This page is about Leedstown, Virginia and the Leedstown Resolves which was the forerunner to the Declaration of Independence.

This is where by 1678, Edward Bray had built a brick church, an ordinary, ferry, and wharf at the present Leedstown. Up to this date the site was known as Rappahannock.

After 1678, it was known as Bray's Wharf or Bray's Church.* By 1742, it was known as Leeds. Later it was known as Leedstown.

Leedstown is located on the Rappahannock River in Westmoreland County, Virginia. From this now sleepy community on the Rappahannock River began the spark of independence from England and a revolution not seen since against taxation. The revolt was against the Stamp Act formulated by Sovereign George the Third, King of Great Britain.

In 1608, when Captain John Smith and his party first explored the Rappahannock River Leedstown was a thriving Indian village, the home of King Passassack, of the Rappahannock tribe. Captain Smiths' party was attacked by these Rappahannocks, and Richard Featherstone was killed. He was buried on the southside of the Rappahannock river near the waters edge, a few miles below Leedstown.

Leedstown was created a town by an act of the Burgesses in 1742. Though little evidence remains now, Leedstown was a thriving port in colonial days.

Leedstown's claim to fame comes, however, from the Leedstown Resolutions. The historic event is immortalized with a tablet on the walls of the Courthouse at Montross, the county seat of Westmoreland County. It has been said by a Northern Neck historian, that "here in the clerks office are recorded writings of ancestors of more statesmen that we can find in all county clerk's offices of any state outside of Virginia. On the walls of the courtroom hang portraits of more men of national fame--native sons of the county--than we can find at any other county seat in America."

In 1765, the British Parliament, to raise revenues for the King, passed the Stamp Act. This act laid a stamp duty on all papers used for legal documents, liquor licenses, academic degrees, newspapers, pamphlets and almanacs, and it met with immediate opposition in the Colonies because it was direct taxation without representation in Parliament.

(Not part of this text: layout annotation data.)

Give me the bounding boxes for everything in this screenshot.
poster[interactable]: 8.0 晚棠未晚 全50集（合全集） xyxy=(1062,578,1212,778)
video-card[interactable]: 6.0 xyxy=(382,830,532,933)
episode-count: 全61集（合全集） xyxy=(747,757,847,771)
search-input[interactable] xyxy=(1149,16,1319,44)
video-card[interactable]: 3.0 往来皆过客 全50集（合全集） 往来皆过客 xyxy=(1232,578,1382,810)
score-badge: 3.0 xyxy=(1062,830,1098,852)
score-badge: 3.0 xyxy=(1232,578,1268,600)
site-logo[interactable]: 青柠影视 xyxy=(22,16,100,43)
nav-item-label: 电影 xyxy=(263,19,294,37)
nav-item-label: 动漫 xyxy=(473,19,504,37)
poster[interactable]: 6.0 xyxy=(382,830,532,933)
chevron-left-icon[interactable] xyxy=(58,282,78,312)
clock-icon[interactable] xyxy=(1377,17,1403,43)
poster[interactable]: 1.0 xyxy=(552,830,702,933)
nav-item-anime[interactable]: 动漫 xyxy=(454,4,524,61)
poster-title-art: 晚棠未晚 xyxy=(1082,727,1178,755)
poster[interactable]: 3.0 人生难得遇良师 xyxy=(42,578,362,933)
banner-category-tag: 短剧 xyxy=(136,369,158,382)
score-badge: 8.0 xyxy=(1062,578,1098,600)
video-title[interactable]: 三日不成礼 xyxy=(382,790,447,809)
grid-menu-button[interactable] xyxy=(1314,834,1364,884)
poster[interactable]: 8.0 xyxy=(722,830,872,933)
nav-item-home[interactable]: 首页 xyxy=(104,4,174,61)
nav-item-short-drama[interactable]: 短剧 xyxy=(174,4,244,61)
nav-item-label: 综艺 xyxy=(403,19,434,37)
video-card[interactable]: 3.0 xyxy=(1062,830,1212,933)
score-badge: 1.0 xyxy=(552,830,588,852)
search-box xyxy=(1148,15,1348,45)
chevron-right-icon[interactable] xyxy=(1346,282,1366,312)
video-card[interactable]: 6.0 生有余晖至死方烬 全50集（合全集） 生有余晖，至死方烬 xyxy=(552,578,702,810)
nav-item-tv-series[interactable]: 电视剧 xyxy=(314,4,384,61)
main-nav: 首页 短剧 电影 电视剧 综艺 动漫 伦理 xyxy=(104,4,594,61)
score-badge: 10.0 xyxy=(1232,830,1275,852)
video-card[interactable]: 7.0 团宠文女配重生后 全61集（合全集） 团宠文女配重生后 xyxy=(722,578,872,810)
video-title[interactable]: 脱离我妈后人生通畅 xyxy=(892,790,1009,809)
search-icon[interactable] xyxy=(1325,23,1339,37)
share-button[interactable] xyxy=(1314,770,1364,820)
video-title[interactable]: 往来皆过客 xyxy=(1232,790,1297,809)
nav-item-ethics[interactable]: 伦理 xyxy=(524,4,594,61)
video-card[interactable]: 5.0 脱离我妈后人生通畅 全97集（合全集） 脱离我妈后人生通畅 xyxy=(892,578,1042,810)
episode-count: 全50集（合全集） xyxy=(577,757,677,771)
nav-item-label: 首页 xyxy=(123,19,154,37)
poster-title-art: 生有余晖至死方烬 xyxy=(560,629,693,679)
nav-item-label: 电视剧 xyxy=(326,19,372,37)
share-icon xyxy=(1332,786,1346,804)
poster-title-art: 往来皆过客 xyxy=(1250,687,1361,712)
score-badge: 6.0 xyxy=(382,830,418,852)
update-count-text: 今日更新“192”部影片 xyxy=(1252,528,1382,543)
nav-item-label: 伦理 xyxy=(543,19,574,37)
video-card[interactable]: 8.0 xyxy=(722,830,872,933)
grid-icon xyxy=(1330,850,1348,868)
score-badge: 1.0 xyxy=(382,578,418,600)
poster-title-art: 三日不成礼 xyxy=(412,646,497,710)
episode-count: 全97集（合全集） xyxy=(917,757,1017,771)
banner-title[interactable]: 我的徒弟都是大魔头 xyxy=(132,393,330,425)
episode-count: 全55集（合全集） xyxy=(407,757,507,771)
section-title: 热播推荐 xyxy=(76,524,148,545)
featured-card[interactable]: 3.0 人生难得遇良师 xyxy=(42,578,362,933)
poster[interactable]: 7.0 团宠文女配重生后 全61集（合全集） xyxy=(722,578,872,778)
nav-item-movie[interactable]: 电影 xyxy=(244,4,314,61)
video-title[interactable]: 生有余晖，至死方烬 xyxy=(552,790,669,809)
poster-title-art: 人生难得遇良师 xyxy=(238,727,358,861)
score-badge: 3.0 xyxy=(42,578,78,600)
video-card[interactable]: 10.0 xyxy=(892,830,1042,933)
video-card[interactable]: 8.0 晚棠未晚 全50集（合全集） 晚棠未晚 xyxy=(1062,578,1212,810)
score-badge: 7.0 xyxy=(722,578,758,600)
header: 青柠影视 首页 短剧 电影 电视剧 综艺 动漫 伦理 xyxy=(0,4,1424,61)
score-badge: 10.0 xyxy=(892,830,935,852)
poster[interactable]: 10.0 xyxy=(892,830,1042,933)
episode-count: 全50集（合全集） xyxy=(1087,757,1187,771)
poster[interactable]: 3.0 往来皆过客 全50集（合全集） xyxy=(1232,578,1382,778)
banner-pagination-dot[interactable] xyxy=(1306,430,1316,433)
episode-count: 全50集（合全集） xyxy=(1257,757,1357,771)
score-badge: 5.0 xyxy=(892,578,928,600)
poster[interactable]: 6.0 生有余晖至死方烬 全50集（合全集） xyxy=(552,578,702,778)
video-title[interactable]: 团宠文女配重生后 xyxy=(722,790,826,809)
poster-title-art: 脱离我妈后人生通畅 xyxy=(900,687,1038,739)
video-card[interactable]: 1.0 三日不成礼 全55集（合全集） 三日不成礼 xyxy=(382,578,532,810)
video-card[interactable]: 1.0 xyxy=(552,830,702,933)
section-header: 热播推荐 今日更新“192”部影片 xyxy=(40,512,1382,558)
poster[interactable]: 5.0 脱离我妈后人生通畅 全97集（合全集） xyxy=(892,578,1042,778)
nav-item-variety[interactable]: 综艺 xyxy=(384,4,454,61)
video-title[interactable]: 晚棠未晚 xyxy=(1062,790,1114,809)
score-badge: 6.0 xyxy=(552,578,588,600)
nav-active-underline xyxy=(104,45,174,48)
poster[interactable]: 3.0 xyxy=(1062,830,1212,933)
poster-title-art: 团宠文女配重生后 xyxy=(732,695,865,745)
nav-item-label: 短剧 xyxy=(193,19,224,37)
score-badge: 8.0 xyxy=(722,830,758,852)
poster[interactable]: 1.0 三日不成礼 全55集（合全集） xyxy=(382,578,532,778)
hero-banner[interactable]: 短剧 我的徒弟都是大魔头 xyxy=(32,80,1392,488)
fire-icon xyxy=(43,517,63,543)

Archibald Ritchie, a Tappahannock merchant, announced he had stamped paper he'd use to clear his own ship with a cargo of grain to be shipped to the West Indies. There was quick response from the gentlemen of the surrounding counties. Thomas Ludwell Lee invited the planters to meet at Leedstown to make plans to stop Ritchie. One hundred and fifteen patriots responded to Lee's call and signed the resolutions, drafted by Richard Henry Lee, on February 27, 1766. The Church or tavern, depending on which story you believe, in which they met stood until ca. 1932. The Leedstown Resolves was the first of its kind to declare independence from England. This document antedated a similar paper signed at Mecklenburg, N.C., by more than nine years, and the national Declaration of Independence by more than ten years. The original manuscript, believed to be in Richard Henry Lee's handwriting, is preserved by the Virginia Historical Society.

General George Washington often visited Leedstown. He and his bride dined here in May, 1759. Their occasion was on their return to Williamsburg, following Marthas first sojourn at Mount Vernon. Washington spent the night of June 2, 1763, at Leedstown, and dined here July 13, 1771.

From a point below Leedstown a ferry operated to Laytons, on the south side of the river in Essex County, in Colonial days--it operated until about 1927 when the Downings Bridge to Tappahannock opened.

Following the Revolutionary War shipping at Leedstown began to decline as many planters moved west into the Kentucky and Ohio territories. In less than one hundred years since its beginning the colonial port had disappeared.

Late in the 19th century, Leedstown had a slight revival steaming from visits of the Rappahannock River Steamboat Line.

Today there is little left of the town save a few houses.

From Orville's World 2005

*  Leedstown in Westmoreland County, on the Rappahannock River was founded in the same year with Philadelphia, Pa., (1681) and in its beginning was far more prosperous. Its warehouses were better filled and its intercourse with England was greater and more profitable than that of Philadelphia. It is now a wharf on the Rappahannock River. It is not populated sufficiently to make it even a voting precinct.